The movement, like the Republican platform, protests “excessive government spending and taxation” and has a literal interpretation of the Constitution. They cite three core values they feel should guide public policy: fiscal responsibility, constitutionally limited government and free markets.
I understand fiscal responsibility. The phrases “constitutionally limited government” and “free markets” throw me.
The movement kicked off on the heels of what is one of the worst financial disasters faced by our country. The Obama administration issued the stimulus package because of the collapse of Wall Street in 2008 that was largely the result of unregulated and unchecked financial markets.
The Tea Partiers oppose government intervention in our free market, but this is exactly what got the country in to financial trouble in the first place on Wall Street.
The movement protested the increase in our national debt due to the stimulus package, bailout money paid to the banks and subsequent monster bonuses to corporate elite employees that followed.
This fiasco proves that we need some regulation and assessment in the financial industry and this is one of the purposes of government. Yet, the Tea Party sees this as an infringement by “big” government.
Tea Partiers feel that any solution by big government is bad, especially if it costs money. How this undermined our liberties, I am not sure, as big banks and investors were able to undermine the financial freedom and security of so many Americans.
This is a big mess to clean up; the bigger the mess, the longer it will take. But, movement on financial policies is happening in Washington, D.C., it’s just coming slowly.
The House churned out revised legislation on lending late last year. This will hopefully prevent another market disaster. It is now in the hands of the Senate Banking Committee.
There is a jobs bill being bounced around the Senate and Obama wants some of the TARP funds released to help small business regain their foothold.
The Tea Partiers are capitalizing on the anger and fear of Americans who feel the results aren’t coming fast enough.
Moreover, the talking Tea Party heads seem dangerous to me. Party leader Mark Williams illustrates this better than I can explain it.
Williams resorted to a proven tactic from grade schools across the country: name-calling. On his blog, he called President Obama “an Indonesian Muslim turned welfare thug and a racist in chief.”
When asked, in a television interview, if he really thought that Obama was racist, Williams replied, “He’s certainly acting like it. Until he embraces the whole country, what else can I conclude?”
The Tea Party uses negative banter and aggression to rally the conservative base. This is no way to make progressive change. This single-handedly erases the idea of unity and bi-partisanship.
The government and American people need civilized, organized debate. The good thing is the Tea Party does bring energy, passion and the occasional viable issue for such a discussion, but it’s muddled with name-calling and cheap shots.
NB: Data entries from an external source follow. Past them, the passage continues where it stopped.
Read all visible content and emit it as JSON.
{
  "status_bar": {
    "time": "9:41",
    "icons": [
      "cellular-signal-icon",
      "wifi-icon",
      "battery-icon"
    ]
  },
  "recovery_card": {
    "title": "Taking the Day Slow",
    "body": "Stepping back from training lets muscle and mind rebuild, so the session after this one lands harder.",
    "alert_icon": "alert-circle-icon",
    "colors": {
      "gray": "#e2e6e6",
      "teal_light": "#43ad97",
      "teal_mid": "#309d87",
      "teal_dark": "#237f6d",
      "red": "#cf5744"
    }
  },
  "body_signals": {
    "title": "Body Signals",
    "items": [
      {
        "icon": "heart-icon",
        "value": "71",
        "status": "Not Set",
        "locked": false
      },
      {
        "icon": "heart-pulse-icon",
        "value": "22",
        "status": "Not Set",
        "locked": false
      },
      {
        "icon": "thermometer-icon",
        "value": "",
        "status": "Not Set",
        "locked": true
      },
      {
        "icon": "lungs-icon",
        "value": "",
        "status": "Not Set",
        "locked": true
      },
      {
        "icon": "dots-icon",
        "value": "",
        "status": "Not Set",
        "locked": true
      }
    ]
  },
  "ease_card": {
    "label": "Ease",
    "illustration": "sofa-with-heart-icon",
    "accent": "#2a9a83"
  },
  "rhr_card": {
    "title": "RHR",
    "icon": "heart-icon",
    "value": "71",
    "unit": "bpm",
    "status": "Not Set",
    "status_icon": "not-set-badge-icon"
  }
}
For example, we can do without Palin’s taunting with her “hopey-changey” phrase in her keynote speech at the recent Tea Party convention in Nashville, mocking Obama’s campaign slogan, but in a way that only four-year-olds would have understood.
Many protesters are upset with the financial state of affairs and this is justifiable. They have the right to a voice. Sadly, this voice is minimized when Williams or Palin make inane statements that rise above the din.
“Let’s stand up and take our country back,” say the Tea Partiers. However, the movement does not concern itself with viable solutions to what they perceive are problems. The only solution I am aware of is their action plan of voting in the most conservative government officials possible.
The process begins with rallies and members educating attendees how to get themselves, or others, on the Republican ballot in county elections. Senior members will also help them devise their campaign strategy and message.
This constructed message is incredibly compliant with the intention of our founding fathers, which, they say, upholds their three core beliefs. But instead of coming to the middle of the issues, they stand against the furthest right wall and and use their message to feed into the fanaticism and emotional hook they have in many Americans.
What they‘re putting forward is not practical with regard to the financial sector. We have tried unfettered capitalism and it nearly collapsed.
On the other end, the alleged socialism from the Obama camp is not practical either; communism failed long ago.
So here we are with the Tea Party yelling about big government and the problems with the current administration. They will continue to beat their drums until elections, but it’s unlikely there is anything they can do if elected. In the meantime, go ahead and beat your drum.